Never content, Delany has been especially ambitious on the expansion front. Penn State joined the league in 1990, a year after Delany came to the Big Ten from the Ohio Valley, where he had shown his visionary side by scheduling 11 p.m. Friday Night basketball games and landing an ESPN contract.
Another Delany hightlight was the creation of the Big Ten Network. Eliminating the middle man? It’s textbook M.B.A. stuff. Sheer genius, as long you don’t fret about the independence of a network covering the people that own it.
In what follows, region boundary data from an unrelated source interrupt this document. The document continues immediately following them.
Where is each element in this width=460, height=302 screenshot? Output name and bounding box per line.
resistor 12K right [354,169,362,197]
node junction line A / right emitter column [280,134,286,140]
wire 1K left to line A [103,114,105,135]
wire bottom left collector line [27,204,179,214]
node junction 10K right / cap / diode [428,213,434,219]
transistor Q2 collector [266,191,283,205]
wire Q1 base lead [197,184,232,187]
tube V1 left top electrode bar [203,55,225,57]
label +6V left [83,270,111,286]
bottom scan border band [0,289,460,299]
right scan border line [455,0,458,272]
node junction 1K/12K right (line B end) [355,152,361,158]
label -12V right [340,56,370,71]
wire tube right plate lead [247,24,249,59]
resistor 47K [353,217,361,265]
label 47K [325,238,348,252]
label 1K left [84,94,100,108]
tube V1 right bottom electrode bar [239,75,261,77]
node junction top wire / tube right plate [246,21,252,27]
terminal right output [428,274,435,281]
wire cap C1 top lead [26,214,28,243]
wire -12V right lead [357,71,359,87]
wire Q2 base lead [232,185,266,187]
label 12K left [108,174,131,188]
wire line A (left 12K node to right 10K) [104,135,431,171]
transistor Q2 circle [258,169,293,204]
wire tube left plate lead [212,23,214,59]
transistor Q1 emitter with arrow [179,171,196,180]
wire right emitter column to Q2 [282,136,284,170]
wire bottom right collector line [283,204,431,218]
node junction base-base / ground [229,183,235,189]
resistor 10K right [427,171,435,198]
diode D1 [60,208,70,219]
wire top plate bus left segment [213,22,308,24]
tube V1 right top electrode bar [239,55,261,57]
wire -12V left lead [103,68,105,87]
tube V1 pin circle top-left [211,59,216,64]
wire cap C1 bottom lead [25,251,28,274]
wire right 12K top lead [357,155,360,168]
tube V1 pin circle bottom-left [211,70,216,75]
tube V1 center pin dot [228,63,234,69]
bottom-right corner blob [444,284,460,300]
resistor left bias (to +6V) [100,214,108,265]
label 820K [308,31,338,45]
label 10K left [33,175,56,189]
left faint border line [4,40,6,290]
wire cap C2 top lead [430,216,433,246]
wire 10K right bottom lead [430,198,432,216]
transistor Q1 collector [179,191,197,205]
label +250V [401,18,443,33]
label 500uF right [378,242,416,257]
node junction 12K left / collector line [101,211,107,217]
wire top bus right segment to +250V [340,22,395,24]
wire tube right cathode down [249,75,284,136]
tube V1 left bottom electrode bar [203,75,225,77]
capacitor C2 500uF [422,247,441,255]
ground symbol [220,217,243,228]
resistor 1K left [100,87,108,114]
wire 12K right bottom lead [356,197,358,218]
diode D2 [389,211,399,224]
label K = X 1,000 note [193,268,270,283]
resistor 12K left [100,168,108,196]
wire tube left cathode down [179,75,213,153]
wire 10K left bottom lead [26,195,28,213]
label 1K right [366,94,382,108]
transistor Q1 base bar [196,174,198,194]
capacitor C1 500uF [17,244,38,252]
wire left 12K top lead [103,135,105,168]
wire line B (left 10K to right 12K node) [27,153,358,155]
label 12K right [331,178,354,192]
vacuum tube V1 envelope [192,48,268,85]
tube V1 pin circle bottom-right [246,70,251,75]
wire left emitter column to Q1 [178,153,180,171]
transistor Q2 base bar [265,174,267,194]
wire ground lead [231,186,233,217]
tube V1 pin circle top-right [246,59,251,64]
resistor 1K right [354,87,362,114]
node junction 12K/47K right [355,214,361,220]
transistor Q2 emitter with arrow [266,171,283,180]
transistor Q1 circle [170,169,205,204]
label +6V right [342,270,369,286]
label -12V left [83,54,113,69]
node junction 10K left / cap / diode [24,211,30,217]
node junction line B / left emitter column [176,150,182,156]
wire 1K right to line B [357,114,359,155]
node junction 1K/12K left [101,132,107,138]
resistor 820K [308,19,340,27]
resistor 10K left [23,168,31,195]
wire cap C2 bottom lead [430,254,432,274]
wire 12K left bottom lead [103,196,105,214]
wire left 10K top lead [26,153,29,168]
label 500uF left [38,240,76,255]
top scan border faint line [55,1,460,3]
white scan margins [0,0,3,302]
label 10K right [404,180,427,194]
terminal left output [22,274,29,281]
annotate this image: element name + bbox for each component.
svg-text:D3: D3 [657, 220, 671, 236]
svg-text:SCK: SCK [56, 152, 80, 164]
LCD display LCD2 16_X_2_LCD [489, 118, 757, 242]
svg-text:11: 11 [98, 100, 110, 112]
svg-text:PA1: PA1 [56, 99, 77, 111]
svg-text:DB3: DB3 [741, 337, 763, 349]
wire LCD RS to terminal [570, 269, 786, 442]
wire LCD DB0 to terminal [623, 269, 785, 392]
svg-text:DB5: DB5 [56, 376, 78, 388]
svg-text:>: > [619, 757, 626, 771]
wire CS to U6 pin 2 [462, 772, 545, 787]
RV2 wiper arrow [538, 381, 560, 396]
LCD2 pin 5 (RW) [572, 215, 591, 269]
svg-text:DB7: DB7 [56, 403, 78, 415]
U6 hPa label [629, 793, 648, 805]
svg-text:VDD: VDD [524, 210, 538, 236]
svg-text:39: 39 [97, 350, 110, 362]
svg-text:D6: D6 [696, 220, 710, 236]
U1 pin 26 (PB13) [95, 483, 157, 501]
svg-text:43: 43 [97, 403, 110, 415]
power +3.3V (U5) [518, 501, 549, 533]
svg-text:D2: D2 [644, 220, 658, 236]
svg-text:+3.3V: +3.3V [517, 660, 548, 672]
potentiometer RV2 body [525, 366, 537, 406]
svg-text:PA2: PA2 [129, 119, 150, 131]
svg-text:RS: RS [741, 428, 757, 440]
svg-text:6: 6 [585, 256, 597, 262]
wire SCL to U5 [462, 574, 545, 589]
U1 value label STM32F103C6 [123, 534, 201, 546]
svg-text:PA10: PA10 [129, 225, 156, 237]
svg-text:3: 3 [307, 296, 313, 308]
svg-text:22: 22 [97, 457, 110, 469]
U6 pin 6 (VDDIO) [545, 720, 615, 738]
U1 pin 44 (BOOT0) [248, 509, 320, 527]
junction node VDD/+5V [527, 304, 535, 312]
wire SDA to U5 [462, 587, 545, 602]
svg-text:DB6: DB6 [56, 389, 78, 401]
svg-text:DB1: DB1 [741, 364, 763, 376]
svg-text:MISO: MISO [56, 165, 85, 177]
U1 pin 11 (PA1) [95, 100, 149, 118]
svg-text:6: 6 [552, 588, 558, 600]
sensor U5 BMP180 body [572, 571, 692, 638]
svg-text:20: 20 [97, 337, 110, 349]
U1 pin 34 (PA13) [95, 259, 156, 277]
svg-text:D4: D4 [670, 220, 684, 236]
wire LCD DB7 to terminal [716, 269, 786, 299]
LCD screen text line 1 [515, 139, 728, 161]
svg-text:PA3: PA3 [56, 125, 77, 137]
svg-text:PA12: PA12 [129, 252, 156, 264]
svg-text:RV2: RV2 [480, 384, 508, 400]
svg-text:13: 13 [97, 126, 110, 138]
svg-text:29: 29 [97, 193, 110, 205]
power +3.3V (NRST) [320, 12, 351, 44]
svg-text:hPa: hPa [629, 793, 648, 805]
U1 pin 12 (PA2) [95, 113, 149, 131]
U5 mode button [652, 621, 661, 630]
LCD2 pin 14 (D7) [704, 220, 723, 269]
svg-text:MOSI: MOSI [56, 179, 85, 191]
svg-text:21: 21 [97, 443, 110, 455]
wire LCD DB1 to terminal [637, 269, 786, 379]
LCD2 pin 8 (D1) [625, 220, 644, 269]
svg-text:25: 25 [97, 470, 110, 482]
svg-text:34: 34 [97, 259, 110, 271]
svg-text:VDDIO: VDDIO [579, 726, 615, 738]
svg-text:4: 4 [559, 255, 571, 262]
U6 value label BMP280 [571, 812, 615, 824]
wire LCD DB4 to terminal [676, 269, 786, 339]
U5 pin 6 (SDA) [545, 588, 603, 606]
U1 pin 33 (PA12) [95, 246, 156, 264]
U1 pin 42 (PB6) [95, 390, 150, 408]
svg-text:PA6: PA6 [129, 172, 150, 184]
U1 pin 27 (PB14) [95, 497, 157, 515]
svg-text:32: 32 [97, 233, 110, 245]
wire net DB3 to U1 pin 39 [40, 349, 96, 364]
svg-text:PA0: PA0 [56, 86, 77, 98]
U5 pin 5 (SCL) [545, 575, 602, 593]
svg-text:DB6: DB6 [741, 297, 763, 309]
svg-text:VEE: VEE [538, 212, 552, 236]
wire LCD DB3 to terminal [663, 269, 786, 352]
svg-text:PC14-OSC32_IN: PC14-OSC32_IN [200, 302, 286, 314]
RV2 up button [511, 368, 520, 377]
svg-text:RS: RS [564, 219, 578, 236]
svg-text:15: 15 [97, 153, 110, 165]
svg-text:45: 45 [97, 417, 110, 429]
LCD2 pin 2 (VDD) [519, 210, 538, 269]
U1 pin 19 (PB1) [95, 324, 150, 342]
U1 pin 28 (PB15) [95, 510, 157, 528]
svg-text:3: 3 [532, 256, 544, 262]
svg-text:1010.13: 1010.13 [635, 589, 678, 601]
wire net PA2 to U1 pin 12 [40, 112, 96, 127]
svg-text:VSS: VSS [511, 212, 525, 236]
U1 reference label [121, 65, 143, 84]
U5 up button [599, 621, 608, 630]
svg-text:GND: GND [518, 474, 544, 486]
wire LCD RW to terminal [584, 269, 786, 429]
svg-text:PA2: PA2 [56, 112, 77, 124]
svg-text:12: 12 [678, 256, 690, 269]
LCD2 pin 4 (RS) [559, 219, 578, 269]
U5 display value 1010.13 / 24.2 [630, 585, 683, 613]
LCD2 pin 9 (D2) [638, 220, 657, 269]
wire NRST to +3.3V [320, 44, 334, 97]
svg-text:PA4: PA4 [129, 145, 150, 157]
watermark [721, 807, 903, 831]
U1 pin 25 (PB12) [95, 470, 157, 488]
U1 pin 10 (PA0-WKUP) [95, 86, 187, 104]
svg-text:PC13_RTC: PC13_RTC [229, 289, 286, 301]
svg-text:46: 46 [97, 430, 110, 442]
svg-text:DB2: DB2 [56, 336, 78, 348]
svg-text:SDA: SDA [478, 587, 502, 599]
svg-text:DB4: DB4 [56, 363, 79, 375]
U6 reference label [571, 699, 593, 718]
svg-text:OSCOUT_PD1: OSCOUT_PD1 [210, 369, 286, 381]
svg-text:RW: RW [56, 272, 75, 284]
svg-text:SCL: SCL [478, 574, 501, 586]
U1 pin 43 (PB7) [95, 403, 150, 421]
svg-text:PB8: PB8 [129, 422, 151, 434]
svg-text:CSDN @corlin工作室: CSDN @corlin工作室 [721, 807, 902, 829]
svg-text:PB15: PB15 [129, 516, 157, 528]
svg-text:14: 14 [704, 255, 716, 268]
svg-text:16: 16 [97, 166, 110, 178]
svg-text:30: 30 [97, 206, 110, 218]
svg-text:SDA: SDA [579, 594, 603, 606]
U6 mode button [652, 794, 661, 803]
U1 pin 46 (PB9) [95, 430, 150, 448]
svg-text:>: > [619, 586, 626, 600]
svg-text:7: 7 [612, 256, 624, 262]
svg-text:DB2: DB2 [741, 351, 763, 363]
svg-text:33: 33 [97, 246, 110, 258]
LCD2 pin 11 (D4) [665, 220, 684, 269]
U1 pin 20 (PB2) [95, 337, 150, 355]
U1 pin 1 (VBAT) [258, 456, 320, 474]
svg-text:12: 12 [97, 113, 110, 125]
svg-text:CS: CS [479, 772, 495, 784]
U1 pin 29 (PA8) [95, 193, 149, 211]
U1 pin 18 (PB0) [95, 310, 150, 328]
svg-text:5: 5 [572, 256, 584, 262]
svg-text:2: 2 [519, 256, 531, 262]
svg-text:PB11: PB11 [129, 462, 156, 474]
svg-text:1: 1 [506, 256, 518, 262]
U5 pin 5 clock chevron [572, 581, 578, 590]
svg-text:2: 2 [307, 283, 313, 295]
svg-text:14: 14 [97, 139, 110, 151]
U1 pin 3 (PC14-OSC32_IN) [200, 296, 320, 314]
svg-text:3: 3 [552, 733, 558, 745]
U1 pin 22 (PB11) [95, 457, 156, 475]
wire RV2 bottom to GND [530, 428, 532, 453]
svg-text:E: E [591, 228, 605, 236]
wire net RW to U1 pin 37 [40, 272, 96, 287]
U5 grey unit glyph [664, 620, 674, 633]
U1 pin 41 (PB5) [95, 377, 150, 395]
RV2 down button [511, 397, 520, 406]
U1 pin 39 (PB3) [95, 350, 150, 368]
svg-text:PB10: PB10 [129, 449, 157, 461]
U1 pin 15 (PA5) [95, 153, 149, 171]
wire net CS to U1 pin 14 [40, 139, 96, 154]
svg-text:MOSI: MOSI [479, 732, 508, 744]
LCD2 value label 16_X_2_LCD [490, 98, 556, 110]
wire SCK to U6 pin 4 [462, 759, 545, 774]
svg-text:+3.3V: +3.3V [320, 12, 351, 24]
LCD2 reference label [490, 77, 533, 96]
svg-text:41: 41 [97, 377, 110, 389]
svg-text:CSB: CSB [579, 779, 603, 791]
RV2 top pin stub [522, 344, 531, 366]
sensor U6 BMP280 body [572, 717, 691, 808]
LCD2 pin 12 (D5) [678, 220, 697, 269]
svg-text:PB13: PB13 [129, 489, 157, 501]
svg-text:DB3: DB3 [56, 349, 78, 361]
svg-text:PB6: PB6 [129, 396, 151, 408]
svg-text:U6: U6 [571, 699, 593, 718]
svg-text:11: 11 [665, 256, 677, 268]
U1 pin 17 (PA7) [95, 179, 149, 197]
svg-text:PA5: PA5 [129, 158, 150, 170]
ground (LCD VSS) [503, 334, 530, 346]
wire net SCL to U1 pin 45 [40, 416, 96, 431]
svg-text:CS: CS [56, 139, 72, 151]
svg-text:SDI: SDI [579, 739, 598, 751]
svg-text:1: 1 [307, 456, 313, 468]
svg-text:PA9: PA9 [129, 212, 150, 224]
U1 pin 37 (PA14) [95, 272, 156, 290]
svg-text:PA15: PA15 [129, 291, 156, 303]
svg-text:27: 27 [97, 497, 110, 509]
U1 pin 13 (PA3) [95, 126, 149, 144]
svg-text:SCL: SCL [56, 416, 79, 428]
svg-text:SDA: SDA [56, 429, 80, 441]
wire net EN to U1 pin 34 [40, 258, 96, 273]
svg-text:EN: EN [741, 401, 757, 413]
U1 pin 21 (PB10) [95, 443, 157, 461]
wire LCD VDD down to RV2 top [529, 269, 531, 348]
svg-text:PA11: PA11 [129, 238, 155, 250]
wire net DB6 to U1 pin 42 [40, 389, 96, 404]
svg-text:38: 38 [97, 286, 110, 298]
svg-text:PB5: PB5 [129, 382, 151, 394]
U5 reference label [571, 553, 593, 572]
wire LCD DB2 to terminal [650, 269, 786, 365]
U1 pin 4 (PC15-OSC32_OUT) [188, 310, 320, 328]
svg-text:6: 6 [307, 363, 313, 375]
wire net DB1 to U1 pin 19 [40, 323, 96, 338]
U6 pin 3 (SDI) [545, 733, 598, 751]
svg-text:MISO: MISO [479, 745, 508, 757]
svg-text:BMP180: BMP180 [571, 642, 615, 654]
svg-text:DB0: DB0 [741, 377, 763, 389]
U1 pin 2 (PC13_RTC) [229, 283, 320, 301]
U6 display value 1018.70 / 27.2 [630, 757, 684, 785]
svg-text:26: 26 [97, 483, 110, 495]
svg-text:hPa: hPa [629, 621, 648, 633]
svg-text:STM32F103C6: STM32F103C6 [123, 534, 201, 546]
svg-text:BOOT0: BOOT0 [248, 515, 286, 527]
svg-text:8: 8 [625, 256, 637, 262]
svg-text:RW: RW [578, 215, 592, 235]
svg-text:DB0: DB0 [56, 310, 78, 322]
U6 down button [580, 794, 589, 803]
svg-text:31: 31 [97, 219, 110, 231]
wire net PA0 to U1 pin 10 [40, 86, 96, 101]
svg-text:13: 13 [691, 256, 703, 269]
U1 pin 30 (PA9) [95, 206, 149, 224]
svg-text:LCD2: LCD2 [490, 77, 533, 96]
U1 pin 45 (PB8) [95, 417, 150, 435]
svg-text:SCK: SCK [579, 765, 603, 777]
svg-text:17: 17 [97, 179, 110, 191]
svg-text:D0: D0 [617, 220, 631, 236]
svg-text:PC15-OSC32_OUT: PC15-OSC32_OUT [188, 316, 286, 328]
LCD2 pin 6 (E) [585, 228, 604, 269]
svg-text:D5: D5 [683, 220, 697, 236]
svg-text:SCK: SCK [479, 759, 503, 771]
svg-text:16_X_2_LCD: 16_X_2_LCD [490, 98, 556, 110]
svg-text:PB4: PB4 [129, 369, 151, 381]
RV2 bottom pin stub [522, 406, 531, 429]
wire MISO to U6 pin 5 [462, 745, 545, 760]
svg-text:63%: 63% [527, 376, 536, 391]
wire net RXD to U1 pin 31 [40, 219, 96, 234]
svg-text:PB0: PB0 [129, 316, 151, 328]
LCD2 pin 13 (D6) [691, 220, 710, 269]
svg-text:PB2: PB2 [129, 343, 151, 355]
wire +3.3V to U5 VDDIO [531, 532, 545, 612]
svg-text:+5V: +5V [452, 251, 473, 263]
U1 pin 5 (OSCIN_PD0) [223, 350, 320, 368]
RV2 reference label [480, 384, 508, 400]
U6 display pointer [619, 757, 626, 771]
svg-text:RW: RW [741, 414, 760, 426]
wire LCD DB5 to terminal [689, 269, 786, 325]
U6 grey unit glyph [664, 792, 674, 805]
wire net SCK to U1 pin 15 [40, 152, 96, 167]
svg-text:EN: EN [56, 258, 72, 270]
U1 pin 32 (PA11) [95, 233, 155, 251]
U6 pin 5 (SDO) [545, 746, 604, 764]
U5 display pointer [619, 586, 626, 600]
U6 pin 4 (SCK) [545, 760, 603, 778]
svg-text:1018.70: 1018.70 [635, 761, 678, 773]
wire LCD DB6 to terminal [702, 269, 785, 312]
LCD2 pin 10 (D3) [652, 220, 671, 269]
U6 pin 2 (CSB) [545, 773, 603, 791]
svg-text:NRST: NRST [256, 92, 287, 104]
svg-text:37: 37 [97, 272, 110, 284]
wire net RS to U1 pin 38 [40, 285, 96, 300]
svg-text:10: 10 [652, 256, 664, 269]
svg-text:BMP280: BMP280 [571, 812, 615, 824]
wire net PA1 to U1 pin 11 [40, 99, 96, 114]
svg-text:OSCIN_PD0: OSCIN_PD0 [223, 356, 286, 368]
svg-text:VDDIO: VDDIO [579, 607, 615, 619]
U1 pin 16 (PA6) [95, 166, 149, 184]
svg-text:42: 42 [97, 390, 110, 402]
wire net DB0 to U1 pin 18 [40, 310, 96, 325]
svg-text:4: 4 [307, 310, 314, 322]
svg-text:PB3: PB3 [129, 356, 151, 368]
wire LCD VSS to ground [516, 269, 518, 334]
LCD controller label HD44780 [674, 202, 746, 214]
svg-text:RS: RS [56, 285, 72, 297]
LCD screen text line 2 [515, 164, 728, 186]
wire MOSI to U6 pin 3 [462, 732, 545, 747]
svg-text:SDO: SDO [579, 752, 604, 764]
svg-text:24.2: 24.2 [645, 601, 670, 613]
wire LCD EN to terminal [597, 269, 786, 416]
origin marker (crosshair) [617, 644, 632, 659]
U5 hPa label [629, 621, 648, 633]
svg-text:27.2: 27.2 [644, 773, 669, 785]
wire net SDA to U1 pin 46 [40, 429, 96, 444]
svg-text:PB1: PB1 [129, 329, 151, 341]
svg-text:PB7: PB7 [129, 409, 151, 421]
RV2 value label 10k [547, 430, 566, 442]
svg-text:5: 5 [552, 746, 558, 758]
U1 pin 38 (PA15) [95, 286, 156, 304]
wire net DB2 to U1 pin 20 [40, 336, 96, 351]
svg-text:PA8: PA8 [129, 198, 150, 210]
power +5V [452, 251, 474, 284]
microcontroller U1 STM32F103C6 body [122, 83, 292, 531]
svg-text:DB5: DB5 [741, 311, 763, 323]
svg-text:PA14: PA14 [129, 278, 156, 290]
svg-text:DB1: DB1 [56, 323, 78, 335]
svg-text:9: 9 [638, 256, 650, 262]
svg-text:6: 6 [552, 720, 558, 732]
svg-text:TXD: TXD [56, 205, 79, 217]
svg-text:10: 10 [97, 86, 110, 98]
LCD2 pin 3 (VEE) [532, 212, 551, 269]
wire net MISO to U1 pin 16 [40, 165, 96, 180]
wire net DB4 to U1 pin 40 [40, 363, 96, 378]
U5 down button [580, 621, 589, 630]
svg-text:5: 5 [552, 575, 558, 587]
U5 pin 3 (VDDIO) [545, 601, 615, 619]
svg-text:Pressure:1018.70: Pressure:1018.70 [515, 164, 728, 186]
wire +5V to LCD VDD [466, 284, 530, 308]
The only deal he’s ever really struck out on was bringing Notre Dame in as the Big Ten’s 12th school. And that was mainly because ND’s business plan was never going to mesh with the Big Ten’s even though a get-together made perfect sense for a bunch of non-money reasons.
That said, Delany’s Big Ten moved on well from the Irish setback. Nebraska. Yawn, but a good move for BTN. Maryland and Rutgers. Really? Why? Television.
This is where the college athetics world is going. To head off a players’ union, the schools are insisting athlete-students they are not employees. But concessions are already being made, and college sports will move on just as sure as baseball moved on when it lost the reserve clause.
Stay tuned. Delany’s next move will be adding the 15th and 16th schools to the Big Ten. This will be needed to pay for increased labor costs that will stem from players organizing in one form or another.
Four 16-team leagues. And good luck if you’re not among those 64.
Nobody is better suited to deal with all of this upheaval than Jim Delany.
The problem is, I don’t own stock in the Big Ten. I just have two degrees (B.A., Wisconsin; M.S., Northwestern) from there. And even though I can argue that Delany is the greatest on one hand, I’m already missing the old Big Ten on the other hand.
All these machinations might not be the best thing for old-school Big Ten people. But this is the way of the modern college world.
So if you do pony up for D.C. and you don’t want to watch basketball after your team loses, visit the Smithsonian. Maybe they’ll have a tribute to the Big Ten’s quarter-century of progress.